Echografie Met behulp van echografie (echografie) als een niet-invasieve en snelle procedure, worden uitzaaiingen en aangetast lymfeklieren kan worden geïdentificeerd. Echografie van de buik kan bijvoorbeeld metastasen in de lever of aangetast lymfeklieren. Met echografie van de nek, de nek lymfeklieren kan goed worden gevisualiseerd en beoordeeld op tumorbesmetting.

Skelet- scintigrafie en F-18 fluor-PET Skeletscintigrafie en F-18 fluor-PET zijn nucleair medisch onderzoek en worden gebruikt bij tumorstadiëring om metastasen op afstand te detecteren. Hiervoor krijgt de patiënt intraveneus een radioactief gelabelde stof toegediend, zoals fosfonaten of fluorodeoxyglucose, en vervolgens wordt de verdeling van de radioactieve stof, bijvoorbeeld in het bot, met een speciale camera in beeld gebracht. De radioactieve stoffen hopen zich op in het weefsel van de metastase.

Botmetastasen verschijnen dus in het beeld als een ophoping van de radioactieve stof (zeldzamer door verminderde opslag). In skelet scintigrafie, de redenen voor de verhoogde radioactieve accumulatie zijn de verhoogde bloedtoevoer naar de tumor, verhoogde permeabiliteit van de schepen en het oppervlak voorwaarde van de metastase. De F-18-PET maakt goed gebruik van het feit dat de tumor een verhoogde stofwisseling heeft.

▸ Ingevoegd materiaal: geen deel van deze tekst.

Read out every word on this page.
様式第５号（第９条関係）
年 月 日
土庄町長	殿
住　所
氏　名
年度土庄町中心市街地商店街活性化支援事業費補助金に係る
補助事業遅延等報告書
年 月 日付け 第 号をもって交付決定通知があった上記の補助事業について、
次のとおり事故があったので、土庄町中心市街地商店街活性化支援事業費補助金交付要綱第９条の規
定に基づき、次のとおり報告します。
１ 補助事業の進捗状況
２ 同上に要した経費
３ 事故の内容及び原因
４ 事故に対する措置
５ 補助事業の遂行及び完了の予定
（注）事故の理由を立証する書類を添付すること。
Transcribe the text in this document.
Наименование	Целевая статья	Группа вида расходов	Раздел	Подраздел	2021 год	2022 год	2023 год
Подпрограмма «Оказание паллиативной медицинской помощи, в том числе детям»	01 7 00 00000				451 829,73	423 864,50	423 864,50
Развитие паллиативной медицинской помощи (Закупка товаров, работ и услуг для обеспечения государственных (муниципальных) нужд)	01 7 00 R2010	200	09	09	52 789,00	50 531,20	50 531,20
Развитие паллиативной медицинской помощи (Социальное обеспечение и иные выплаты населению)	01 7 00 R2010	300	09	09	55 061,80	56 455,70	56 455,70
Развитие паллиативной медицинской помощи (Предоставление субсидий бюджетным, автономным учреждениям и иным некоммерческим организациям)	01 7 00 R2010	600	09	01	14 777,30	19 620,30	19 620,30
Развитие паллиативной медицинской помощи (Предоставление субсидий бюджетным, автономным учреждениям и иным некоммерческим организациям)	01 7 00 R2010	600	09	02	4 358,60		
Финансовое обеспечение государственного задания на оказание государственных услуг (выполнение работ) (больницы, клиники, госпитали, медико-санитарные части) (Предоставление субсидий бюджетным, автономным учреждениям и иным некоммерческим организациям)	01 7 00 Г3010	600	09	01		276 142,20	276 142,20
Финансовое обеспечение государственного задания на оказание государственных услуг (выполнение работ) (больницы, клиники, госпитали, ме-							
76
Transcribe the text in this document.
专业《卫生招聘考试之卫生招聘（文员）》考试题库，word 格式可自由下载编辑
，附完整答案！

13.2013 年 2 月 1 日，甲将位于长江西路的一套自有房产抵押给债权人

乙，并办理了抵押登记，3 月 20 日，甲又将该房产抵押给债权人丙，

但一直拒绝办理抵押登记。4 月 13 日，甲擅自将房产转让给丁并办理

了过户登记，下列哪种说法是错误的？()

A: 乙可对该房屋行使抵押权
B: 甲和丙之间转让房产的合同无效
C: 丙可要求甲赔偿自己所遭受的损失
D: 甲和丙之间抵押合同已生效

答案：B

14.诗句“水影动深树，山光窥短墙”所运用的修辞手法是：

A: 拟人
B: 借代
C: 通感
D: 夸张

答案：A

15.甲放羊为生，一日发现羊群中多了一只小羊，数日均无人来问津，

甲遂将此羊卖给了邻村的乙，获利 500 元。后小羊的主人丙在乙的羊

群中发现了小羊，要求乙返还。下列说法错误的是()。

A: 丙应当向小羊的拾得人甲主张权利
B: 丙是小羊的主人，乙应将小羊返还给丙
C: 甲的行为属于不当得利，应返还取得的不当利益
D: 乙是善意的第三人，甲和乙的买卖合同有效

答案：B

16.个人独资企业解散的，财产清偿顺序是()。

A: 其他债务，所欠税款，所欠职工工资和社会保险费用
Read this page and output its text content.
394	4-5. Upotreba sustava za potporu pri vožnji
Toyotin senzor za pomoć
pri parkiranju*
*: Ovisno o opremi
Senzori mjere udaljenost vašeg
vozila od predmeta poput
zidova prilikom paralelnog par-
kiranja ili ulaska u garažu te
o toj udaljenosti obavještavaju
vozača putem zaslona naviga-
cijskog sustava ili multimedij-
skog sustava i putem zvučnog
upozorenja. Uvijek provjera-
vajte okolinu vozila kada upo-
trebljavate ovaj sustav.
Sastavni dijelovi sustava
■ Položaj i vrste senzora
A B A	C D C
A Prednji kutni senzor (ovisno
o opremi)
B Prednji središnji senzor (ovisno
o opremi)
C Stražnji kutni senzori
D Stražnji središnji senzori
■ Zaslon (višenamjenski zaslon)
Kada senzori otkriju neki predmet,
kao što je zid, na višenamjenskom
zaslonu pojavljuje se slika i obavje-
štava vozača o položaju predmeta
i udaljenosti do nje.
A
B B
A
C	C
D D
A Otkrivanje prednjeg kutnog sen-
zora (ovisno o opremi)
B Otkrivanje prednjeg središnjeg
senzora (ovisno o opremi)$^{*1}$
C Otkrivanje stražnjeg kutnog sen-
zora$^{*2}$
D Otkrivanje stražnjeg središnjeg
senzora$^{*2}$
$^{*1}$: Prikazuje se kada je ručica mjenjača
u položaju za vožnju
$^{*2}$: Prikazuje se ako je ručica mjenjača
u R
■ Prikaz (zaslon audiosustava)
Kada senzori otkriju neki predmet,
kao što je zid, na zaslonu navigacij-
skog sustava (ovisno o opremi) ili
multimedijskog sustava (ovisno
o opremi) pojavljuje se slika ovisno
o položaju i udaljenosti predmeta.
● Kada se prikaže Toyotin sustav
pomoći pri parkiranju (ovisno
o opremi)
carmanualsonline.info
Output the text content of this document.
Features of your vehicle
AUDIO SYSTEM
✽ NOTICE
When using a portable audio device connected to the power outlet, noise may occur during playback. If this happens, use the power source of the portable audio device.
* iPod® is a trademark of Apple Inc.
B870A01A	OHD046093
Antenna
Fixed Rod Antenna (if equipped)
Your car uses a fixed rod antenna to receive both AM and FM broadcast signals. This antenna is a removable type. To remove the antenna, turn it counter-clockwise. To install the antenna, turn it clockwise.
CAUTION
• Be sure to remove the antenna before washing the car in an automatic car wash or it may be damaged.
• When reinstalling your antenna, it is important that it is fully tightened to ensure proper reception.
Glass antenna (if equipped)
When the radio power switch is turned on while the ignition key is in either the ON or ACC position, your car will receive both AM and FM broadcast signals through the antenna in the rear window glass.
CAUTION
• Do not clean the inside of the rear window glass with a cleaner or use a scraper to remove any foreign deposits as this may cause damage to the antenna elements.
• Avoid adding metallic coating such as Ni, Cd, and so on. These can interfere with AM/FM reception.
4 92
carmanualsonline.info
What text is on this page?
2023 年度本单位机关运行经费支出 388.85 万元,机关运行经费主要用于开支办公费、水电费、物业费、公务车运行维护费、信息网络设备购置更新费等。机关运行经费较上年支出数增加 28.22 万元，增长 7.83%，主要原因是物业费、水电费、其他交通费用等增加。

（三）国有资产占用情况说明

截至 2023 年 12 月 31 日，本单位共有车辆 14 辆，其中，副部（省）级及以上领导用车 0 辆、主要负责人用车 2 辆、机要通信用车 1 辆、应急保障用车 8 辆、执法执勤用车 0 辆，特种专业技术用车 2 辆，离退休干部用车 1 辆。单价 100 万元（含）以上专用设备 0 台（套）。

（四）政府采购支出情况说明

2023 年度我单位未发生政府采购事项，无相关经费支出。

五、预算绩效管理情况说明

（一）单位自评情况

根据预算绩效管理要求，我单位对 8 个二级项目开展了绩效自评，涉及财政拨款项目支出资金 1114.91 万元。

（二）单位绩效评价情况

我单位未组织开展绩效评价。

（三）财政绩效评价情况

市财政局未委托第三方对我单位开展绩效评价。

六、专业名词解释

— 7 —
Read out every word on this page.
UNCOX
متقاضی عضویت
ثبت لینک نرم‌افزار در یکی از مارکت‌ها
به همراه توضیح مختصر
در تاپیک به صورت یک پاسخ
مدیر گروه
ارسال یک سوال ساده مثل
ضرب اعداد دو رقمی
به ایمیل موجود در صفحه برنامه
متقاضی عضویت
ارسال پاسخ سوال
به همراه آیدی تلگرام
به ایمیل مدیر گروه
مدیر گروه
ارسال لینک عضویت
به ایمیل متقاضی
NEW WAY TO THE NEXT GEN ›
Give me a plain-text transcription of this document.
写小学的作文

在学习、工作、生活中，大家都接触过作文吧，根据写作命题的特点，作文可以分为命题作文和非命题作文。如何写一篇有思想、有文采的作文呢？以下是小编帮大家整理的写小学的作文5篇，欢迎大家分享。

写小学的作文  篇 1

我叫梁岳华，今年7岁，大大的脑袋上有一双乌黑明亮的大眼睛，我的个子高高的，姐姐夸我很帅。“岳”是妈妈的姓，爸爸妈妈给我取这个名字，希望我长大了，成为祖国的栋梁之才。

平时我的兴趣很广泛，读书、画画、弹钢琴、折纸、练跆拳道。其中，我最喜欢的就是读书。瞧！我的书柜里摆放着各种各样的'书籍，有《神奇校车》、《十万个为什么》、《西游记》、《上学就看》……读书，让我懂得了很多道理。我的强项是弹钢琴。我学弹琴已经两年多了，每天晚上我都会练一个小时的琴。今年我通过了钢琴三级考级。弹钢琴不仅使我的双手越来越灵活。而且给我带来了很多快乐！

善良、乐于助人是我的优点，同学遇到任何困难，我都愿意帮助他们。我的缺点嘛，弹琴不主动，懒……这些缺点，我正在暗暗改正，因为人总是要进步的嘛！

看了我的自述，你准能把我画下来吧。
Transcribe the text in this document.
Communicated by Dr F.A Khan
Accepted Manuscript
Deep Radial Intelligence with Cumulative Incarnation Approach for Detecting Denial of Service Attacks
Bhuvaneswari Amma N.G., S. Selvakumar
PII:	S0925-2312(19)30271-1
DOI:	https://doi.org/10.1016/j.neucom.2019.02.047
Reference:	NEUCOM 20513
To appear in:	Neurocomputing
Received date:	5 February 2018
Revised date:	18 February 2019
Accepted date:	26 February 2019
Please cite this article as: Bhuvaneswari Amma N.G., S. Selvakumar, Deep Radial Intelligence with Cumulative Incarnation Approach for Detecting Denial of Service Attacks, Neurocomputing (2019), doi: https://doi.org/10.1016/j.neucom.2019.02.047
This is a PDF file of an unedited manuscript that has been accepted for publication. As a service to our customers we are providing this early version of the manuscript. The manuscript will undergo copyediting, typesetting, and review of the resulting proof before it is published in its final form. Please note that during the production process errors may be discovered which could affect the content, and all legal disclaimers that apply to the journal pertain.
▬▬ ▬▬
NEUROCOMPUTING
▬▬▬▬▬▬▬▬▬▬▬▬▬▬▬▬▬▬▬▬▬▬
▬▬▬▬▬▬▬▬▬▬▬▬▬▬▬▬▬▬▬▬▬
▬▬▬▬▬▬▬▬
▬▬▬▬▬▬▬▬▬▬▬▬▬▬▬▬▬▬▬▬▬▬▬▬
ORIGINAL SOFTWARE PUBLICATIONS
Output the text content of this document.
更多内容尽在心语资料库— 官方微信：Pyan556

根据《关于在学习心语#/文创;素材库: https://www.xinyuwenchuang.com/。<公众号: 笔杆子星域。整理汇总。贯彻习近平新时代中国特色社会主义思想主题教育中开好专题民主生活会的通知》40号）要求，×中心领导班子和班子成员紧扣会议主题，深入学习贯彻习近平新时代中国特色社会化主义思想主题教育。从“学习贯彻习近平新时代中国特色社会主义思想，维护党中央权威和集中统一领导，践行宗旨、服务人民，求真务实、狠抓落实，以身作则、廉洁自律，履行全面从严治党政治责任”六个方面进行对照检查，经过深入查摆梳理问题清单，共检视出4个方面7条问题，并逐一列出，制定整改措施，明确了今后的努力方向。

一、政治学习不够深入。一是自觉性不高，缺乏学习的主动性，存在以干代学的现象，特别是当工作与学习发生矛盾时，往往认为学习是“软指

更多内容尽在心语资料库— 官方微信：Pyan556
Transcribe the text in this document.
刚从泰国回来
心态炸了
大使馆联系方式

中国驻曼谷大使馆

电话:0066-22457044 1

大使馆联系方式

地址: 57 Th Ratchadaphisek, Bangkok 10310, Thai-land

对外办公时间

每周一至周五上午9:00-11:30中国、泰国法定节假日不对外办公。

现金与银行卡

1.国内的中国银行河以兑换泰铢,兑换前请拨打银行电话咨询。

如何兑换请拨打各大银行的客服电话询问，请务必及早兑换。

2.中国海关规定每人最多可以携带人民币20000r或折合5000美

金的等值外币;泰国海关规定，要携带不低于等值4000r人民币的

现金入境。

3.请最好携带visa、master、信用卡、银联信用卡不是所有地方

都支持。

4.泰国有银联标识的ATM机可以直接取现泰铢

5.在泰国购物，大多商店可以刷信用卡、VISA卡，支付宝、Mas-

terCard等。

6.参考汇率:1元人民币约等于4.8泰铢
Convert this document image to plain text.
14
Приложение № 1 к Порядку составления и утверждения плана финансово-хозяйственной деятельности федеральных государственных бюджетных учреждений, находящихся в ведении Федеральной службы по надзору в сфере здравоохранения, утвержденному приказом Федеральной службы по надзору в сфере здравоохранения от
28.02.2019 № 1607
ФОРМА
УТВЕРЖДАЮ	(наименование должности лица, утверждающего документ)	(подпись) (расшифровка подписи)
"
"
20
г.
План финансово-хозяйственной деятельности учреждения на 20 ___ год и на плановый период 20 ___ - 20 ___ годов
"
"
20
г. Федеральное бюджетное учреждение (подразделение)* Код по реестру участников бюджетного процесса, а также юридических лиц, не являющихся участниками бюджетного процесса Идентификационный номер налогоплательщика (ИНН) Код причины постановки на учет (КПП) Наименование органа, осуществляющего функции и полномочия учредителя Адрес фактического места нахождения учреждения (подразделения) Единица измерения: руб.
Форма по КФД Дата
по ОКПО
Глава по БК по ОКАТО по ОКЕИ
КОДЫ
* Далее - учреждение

Hierdoor kan de tumor meer van de radioactief gelabelde stof opnemen dan het aangrenzende weefsel. Op deze manier worden de metabolisch overactieve skeletmetastasen zichtbaar gemaakt. PETCT De informatieve waarde van de normaal uitgevoerde diagnostische onderzoeken (computertomografie en endosonografie) is niet voldoende voor zeer kleine metastasen.

PETCT is een zogenaamde fusiebeeldvormingstechniek omdat het de voordelen van PET (zie hierboven) en CT (zie hierboven) combineert. Het nadeel van PET is dat het moeilijk is om de anatomische relatie tussen de metastase en normaal weefsel vast te stellen. Als de goede ruimtelijke resolutie van de CT wordt gecombineerd met de 'kleuring' van de metastase in de PET, kan een betere uitspraak worden gedaan over de anatomische positionele relatie van de tumor of metastase. Tijdens of na chemotherapie or radiotherapiekan deze methode worden gebruikt om de respons van de tumor en de metastasen te controleren.